I’m all for puppies and babies. I’ve been firmly in the Puppy/Baby camp for decades. We surely need some softness and joy to temper the hard and horrible things happening around us. Puppies and babies are part of those simple, beautiful things that make life wonderful. They are a sweet, necessary, and welcome distraction—but they are not enough right now.

In these moments, we can’t just settle with the cheap anesthetic of easy things and nice feelings that numb us into complacency, because that is what powerful, malevolent people are counting on. They are counting on us exceeding our threshold for compassion and attention. They are betting that their ability to manufacture suffering will outlast our ability to care—and we can’t let that happen.

This means we have to do the hard work: we have to read and study and understand, that we have to dig deeper and engage, that we have to use every resource at our disposal to boost the signal of those who are not being heard. We have to put on our Big People Pants and sustain our focus longer than 140 characters, so that we can responsibly steward all that we’ve been entrusted with. Justice is not something that comes easily, quickly, or without discomfort.

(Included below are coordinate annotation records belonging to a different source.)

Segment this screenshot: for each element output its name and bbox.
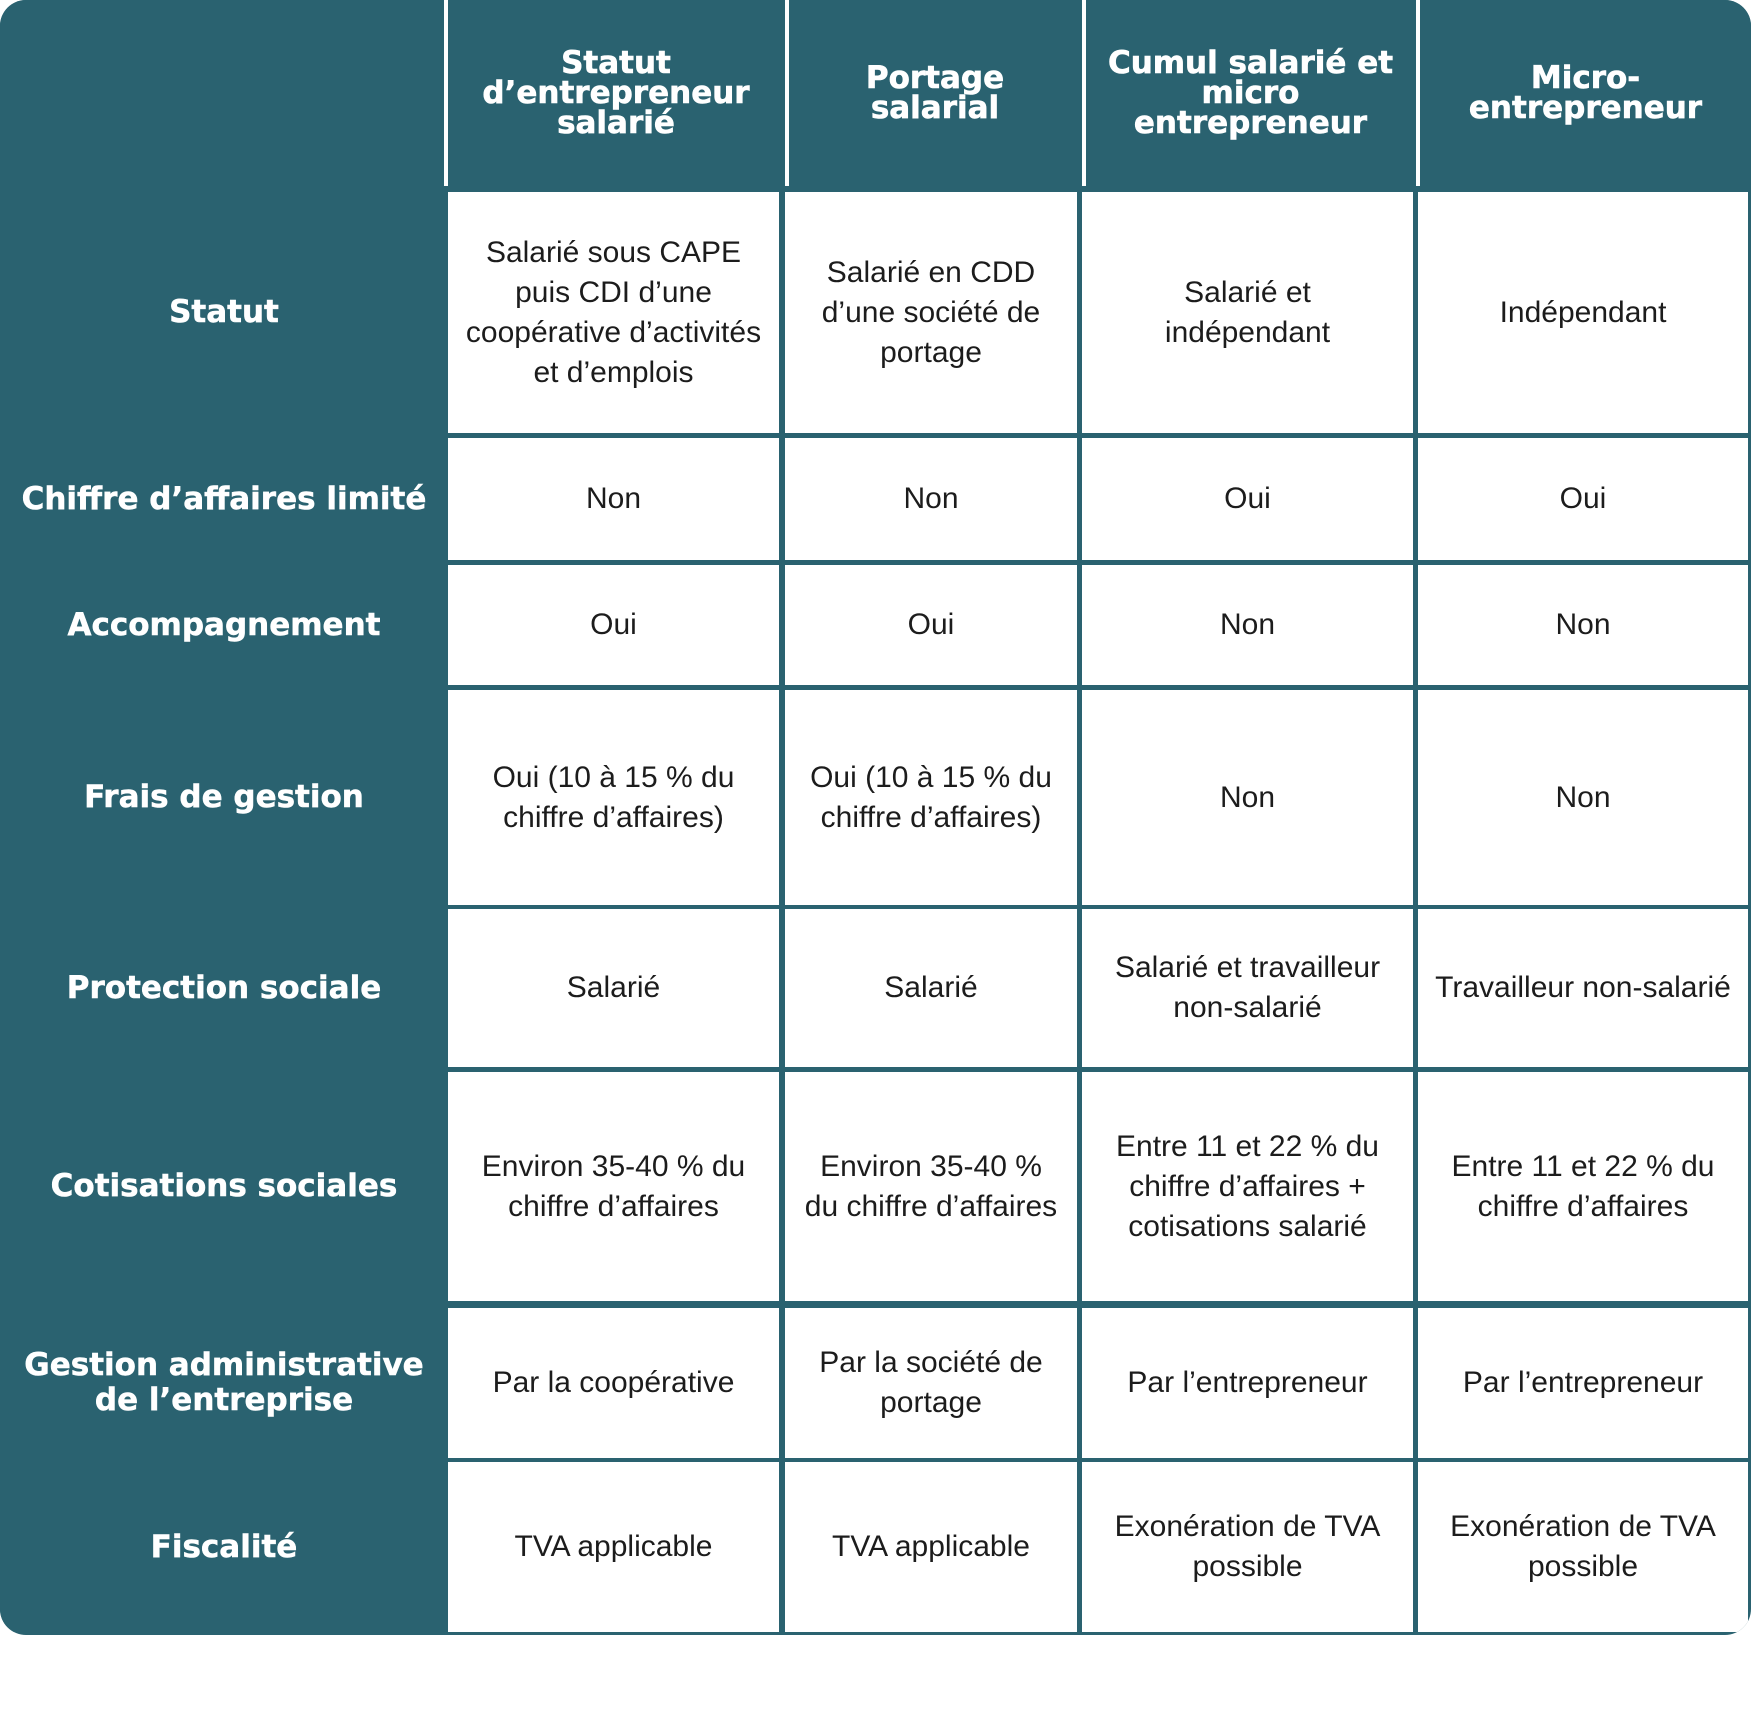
- header-corner: [0, 0, 445, 186]
- table-cell: TVA applicable: [785, 1462, 1077, 1632]
- column-header: Statut d’entrepreneur salarié: [448, 0, 784, 186]
- table-cell: Non: [1082, 690, 1413, 905]
- table-cell: Non: [1082, 565, 1413, 685]
- table-cell: Oui (10 à 15 % du chiffre d’affaires): [448, 690, 779, 905]
- table-cell: Exonération de TVA possible: [1418, 1462, 1748, 1632]
- table-cell: Salarié: [448, 909, 779, 1067]
- table-cell: Travailleur non-salarié: [1418, 909, 1748, 1067]
- header-divider: [444, 0, 448, 186]
- table-cell: Non: [785, 438, 1077, 560]
- column-header: Micro-entrepreneur: [1420, 0, 1751, 186]
- table-cell: Oui (10 à 15 % du chiffre d’affaires): [785, 690, 1077, 905]
- row-header: Fiscalité: [0, 1462, 448, 1632]
- table-cell: Par l’entrepreneur: [1082, 1308, 1413, 1458]
- header-divider: [1416, 0, 1420, 186]
- header-divider: [785, 0, 789, 186]
- table-cell: Non: [1418, 565, 1748, 685]
- table-cell: Environ 35-40 % du chiffre d’affaires: [785, 1072, 1077, 1301]
- column-header: Portage salarial: [789, 0, 1081, 186]
- table-cell: Entre 11 et 22 % du chiffre d’affaires: [1418, 1072, 1748, 1301]
- table-cell: Non: [1418, 690, 1748, 905]
- row-header: Chiffre d’affaires limité: [0, 438, 448, 560]
- row-header: Frais de gestion: [0, 690, 448, 905]
- table-cell: Exonération de TVA possible: [1082, 1462, 1413, 1632]
- table-cell: Salarié: [785, 909, 1077, 1067]
- column-header: Cumul salarié et micro entrepreneur: [1086, 0, 1415, 186]
- table-cell: Non: [448, 438, 779, 560]
- table-cell: Oui: [1082, 438, 1413, 560]
- row-header: Protection sociale: [0, 909, 448, 1067]
- table-cell: Par la société de portage: [785, 1308, 1077, 1458]
- row-header: Accompagnement: [0, 565, 448, 685]
- table-cell: Salarié sous CAPE puis CDI d’une coopérative d’activités et d’emplois: [448, 192, 779, 433]
- row-header: Gestion administrative de l’entreprise: [0, 1308, 448, 1458]
- table-cell: Indépendant: [1418, 192, 1748, 433]
- table-cell: Environ 35-40 % du chiffre d’affaires: [448, 1072, 779, 1301]
- table-cell: Par la coopérative: [448, 1308, 779, 1458]
- table-cell: Salarié et indépendant: [1082, 192, 1413, 433]
- table-cell: Par l’entrepreneur: [1418, 1308, 1748, 1458]
- row-header: Statut: [0, 192, 448, 433]
- table-cell: Salarié et travailleur non-salarié: [1082, 909, 1413, 1067]
- table-cell: TVA applicable: [448, 1462, 779, 1632]
- table-cell: Entre 11 et 22 % du chiffre d’affaires + cotisations salarié: [1082, 1072, 1413, 1301]
- table-cell: Oui: [1418, 438, 1748, 560]
- row-header: Cotisations sociales: [0, 1072, 448, 1301]
- table-cell: Oui: [448, 565, 779, 685]
- table-cell: Oui: [785, 565, 1077, 685]
- header-divider: [1082, 0, 1086, 186]
- table-cell: Salarié en CDD d’une société de portage: [785, 192, 1077, 433]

In our social media profiles and our daily conversations, we have to make space for difficult, uncomfortable, unpleasant things. We have to have wade into the messy, mundane, and not-fun realities about our political process and face the gravity of these moments together.

In fact, we need to wrestle with these difficult things now, in order to craft a future for our children where they have less difficult things; so that they can inherit a safer, kinder, cleaner, more diverse, more loving planet.

We need to be willing to be burdened beyond our current capacity for empathy and activism, so that we leave them something worth inheriting: a life filled with puppies and babies.